The bookbuild began immediately after the statement, just before 5pm this afternoon.
RBS has been pushing through a number of changes under taxpayers’ ownership. Under the leadership of Ross McEwan and his predecessor Stephen Hester, the bank has begun to unwind former boss Fred Goodwin’s legacy of rapid debt-fuelled expansion.
A settlement with the US Department of Justice and the sale of a chunk of its stake in Saudi Arabian bank Alawwal earlier this year further helped to make the bank attractive to investors.
“The RBS share price has bounced back from its slump after the EU referendum, but the taxpayer’s still going to be significantly out of pocket as the government sells down its stake,” said Laith Khalaf, an analyst at investment platform Hargreaves Lansdown.

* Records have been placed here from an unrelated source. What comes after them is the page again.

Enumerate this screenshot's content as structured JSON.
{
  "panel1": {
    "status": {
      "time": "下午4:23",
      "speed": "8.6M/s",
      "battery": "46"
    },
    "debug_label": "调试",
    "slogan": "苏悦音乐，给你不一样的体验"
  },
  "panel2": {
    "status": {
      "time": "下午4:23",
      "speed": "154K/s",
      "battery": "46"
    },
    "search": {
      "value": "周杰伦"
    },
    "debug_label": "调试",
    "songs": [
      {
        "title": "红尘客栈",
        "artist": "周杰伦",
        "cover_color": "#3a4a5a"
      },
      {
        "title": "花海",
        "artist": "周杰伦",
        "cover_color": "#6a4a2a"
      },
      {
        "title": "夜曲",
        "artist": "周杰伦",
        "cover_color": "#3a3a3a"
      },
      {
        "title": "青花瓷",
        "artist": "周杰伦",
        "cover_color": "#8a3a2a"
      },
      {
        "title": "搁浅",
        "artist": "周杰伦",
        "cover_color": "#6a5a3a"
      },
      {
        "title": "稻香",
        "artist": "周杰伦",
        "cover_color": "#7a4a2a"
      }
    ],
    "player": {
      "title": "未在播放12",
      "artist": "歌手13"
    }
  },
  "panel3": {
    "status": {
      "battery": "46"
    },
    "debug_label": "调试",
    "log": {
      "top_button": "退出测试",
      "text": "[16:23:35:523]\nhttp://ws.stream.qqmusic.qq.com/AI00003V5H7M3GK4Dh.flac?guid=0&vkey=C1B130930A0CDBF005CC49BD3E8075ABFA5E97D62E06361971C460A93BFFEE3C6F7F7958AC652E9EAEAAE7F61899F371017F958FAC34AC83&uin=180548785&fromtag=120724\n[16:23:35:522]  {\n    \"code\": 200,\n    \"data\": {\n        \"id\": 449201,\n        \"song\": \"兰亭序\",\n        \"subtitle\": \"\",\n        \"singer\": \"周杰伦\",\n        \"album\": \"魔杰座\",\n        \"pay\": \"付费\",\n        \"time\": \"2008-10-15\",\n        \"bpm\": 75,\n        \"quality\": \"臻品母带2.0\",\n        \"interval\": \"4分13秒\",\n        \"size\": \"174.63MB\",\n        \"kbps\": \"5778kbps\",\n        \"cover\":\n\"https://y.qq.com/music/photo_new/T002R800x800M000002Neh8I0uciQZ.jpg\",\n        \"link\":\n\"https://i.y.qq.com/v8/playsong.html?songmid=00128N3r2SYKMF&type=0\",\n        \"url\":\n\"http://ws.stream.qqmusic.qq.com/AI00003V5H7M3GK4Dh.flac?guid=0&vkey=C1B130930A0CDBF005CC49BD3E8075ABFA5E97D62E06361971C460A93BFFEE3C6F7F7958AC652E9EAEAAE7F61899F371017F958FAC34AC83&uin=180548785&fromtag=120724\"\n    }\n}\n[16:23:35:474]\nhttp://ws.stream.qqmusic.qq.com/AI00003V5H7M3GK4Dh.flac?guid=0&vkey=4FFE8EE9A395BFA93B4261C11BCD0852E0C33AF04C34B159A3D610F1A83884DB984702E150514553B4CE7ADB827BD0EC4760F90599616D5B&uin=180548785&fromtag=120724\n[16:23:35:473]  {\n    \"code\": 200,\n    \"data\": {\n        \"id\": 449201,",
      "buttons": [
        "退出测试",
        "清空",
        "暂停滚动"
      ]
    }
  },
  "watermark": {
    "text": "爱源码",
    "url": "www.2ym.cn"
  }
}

“Few argue the RBS bailout was not necessary to maintain financial stability, but the cost of that intervention is now starting to emerge.”
The government paid £45bn to rescue RBS in 2008. In August 2015 the government sold 5.4 per cent of the bank, crystallising a loss of £1.1bn.
Labour attacked the sale, as shadow chancellor John McDonnell has recently called for the government to take greater control of the bank.
But others welcomed the news of the sell-down. “Labour are wrong to oppose plans to sell-off RBS shares,” said Sam Dumitriu of free market think tank the Adam Smith Institute.
“It is a mistake to think that just because they were once twice as valuable that they will be again. The state-owned bank’s share price has fallen by 50 pence since the last sell-off three years ago.”
James Price of tax reform group the Taxpayers’ Alliance added: “The state has no business permanently owning shares in a bank, regardless of the current share price.
“Arguments for keeping these shares in public ownership are wheeled out by advocates of a big state regardless of whether the share price goes up or down. This was never an ‘investment’ but an emergency recapitalisation plan made during the financial crisis.”
He added that the remaining shares should be sold “as quickly as practically possible”.
UKGI and the Treasury have agreed with bookrunners Citigroup, Goldman Sachs, JP Morgan and Morgan Stanley that they will not sell any more shares for another 90 days without the bookrunners’ consent.